Le Conseil d’État au secours des salaires minima de branche

Dans une affaire suivie par notre Cabinet, le Conseil d’Etat se prononce sur les éléments constitutifs des salaires minima hiérarchiques (7 octobre 2021, n°433053 et autres).

 

L’un des rôles essentiels de la branche a toujours été la fixation de salaires minima destinés à éviter tout dumping économique ou social.

 

Pour ce faire, les conventions collectives ont toujours fixé :

 

    • d’une part, des salaires minima de branche, qui varient selon le coefficient hiérarchique ;
    • d’autre part, une assiette de comparaison, c’est-à-dire les éléments de rémunération à prendre en compte – le salaire de base ou le salaire de base et certains compléments de salaire (primes, 13e mois, etc.) – pour vérifier le respect de ces minima ».

 

Comme l’a parfaitement résumé le Conseil d’Etat, « avant l’entrée en vigueur de l’ordonnance du 22 septembre 2017, il revenait à la branche, par voie d’accord collectif s’imposant à tout accord d’entreprise, de fixer un salaire minimum conventionnel pour chaque niveau hiérarchique de la grille de classification des emplois prévue par la convention collective, auquel la rémunération effectivement perçue par les salariés de la branche ne pouvait être inférieure.

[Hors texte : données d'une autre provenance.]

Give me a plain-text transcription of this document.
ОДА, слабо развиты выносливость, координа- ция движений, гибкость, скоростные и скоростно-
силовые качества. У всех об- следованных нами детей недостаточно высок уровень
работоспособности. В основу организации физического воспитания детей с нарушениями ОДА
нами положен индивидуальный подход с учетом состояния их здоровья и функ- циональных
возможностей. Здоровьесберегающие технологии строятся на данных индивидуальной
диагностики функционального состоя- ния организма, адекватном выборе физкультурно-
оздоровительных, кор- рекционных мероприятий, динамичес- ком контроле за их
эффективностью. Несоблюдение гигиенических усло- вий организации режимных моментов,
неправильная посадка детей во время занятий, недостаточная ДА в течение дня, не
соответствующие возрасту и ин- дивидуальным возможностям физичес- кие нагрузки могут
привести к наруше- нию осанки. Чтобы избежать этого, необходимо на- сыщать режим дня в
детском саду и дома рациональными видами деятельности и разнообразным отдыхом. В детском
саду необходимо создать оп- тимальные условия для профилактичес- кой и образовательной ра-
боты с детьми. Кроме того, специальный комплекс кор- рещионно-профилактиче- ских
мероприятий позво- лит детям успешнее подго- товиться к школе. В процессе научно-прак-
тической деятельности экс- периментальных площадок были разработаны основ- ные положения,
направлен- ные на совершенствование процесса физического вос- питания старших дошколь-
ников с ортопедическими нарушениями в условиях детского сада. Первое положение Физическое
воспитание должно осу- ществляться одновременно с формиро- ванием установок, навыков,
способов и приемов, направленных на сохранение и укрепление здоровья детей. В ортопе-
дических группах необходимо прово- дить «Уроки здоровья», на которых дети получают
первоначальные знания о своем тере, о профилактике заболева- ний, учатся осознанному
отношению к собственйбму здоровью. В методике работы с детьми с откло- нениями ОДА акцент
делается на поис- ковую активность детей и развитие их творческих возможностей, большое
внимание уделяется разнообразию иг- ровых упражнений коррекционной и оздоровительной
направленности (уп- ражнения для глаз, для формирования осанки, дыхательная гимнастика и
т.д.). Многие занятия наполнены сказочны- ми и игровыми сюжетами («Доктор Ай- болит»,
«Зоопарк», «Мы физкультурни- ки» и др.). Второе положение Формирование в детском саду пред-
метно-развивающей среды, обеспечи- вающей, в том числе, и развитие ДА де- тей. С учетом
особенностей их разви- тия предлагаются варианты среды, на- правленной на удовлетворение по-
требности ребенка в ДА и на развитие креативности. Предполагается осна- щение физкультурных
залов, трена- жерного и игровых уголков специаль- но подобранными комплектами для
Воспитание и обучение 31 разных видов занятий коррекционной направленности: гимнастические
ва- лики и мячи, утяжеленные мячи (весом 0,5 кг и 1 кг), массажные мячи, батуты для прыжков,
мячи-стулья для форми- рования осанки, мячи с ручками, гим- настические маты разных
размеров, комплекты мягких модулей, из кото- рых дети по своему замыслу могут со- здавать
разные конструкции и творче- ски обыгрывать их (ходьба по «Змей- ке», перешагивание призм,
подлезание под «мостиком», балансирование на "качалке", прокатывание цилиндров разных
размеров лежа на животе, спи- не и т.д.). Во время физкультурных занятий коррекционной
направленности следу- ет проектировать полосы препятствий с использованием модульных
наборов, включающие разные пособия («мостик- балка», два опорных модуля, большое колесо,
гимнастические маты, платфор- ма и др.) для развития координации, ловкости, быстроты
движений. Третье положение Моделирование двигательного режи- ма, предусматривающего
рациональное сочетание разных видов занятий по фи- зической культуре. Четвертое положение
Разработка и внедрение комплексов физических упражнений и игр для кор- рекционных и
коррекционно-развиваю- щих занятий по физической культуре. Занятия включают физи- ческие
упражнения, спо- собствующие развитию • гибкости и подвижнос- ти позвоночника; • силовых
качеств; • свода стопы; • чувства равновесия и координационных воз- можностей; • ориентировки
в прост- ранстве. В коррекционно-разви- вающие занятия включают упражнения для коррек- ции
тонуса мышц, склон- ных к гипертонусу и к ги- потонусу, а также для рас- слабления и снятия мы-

A cet égard, les conventions de branche pouvaient déterminer, d’une part, le montant de ce salaire minimum conventionnel, et, d’autre part, les éléments de rémunération à prendre en compte pour s’assurer que la rémunération effective des salariés atteigne au moins le niveau du salaire minimum conventionnel correspondant à leur niveau hiérarchique« .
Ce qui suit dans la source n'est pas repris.